Two people shaking handsYour meeting with your attorney (or potential attorney) is scheduled and your next questions are: “What should I bring?” “What should I say or not say?”

You should bring with you any documents, photographs or other tangible evidence you have (assuming the evidence can be safely transported to your attorney’s office). The initial meeting is your opportunity to paint with broad strokes the totality of your case.

Don’t assume your attorney knows something about you or has seen a certain document before. If you have it, then bring it with you. If it is not needed afterward, then there is no harm.

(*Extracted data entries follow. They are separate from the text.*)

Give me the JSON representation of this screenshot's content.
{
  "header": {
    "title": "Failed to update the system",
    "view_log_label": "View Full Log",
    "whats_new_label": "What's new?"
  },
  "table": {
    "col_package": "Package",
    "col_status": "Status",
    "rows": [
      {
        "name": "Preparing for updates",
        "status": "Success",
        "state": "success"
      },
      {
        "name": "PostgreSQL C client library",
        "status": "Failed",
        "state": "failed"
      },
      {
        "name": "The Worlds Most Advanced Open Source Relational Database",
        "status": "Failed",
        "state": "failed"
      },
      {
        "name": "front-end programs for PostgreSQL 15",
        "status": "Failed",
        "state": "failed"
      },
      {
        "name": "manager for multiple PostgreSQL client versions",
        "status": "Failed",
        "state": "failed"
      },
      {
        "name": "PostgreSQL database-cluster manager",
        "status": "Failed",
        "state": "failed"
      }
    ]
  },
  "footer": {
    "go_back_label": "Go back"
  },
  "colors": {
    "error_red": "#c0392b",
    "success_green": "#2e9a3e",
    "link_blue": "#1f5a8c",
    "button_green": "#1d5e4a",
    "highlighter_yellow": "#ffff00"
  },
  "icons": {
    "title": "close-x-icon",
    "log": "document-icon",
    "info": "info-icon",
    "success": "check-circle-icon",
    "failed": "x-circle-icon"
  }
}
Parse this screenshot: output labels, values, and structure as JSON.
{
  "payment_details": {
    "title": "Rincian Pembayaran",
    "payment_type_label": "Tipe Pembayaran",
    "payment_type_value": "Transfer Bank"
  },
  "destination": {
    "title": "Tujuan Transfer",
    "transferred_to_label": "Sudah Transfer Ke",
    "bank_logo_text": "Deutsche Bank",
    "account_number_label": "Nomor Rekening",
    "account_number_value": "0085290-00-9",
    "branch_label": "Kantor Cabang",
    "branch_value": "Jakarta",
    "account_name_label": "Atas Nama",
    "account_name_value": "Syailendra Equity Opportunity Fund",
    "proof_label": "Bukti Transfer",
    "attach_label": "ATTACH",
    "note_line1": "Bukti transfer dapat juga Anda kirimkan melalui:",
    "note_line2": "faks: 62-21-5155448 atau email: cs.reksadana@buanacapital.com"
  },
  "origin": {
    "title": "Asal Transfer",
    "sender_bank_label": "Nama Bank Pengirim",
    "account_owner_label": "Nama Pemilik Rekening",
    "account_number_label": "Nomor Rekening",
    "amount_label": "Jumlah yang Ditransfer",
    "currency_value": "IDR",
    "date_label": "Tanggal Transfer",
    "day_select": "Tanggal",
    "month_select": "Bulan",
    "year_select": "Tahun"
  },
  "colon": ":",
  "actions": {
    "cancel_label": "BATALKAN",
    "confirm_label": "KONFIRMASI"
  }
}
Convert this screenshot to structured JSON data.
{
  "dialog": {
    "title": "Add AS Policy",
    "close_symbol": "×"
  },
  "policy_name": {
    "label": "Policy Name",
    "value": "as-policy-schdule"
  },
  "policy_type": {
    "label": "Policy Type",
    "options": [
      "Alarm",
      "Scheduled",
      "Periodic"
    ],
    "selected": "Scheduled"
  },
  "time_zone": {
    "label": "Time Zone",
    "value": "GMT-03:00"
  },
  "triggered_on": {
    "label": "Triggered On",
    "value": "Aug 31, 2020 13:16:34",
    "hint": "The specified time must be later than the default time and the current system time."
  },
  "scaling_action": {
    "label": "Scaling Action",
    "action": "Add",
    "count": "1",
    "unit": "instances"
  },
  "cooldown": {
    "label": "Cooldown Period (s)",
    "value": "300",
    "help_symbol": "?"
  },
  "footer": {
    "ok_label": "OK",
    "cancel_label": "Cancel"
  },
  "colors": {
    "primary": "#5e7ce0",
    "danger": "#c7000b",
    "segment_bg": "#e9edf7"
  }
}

Clients sometimes express concern that they may say something to their attorney that will hurt their case or they don’t want to reveal something that is embarrassing or that their attorney may not like to hear. You must be honest and up-front with your attorney during the initial consultation and provide your attorney with the good, the bad and the ugly parts of your case. No case is perfect and your attorney must be aware of the flaws that exist so that they can provide the best representation possible. Any information or documentation that may “harm” your case will only result in greater damage if your attorney is not aware of it.

With very limited exceptions, things you tell your attorney are protected under the doctrine of attorney-client privilege. This means that you are not required to reveal what you say to your attorney and someone cannot ask you: “What did you tell your attorney?”

Further, under the Rules of Professional Conduct, your attorney is prohibited from revealing communications he or she had with you unless you specifically authorize it, or it is necessary in order to effectively represent you, or you tell your attorney that you are about to commit a crime that will lead to the death or substantial harm of another.

An open dialogue with your attorney is a fundamental component of the attorney-client relationship. You must feel that you can trust your attorney with the information you provide. Likewise, your attorney must be confident that you will share all information you have concerning your case. It is imperative that both the attorney and the client remain open and transparent during the initial consultation so that an appropriate scope of the case and resolution strategy can be formed.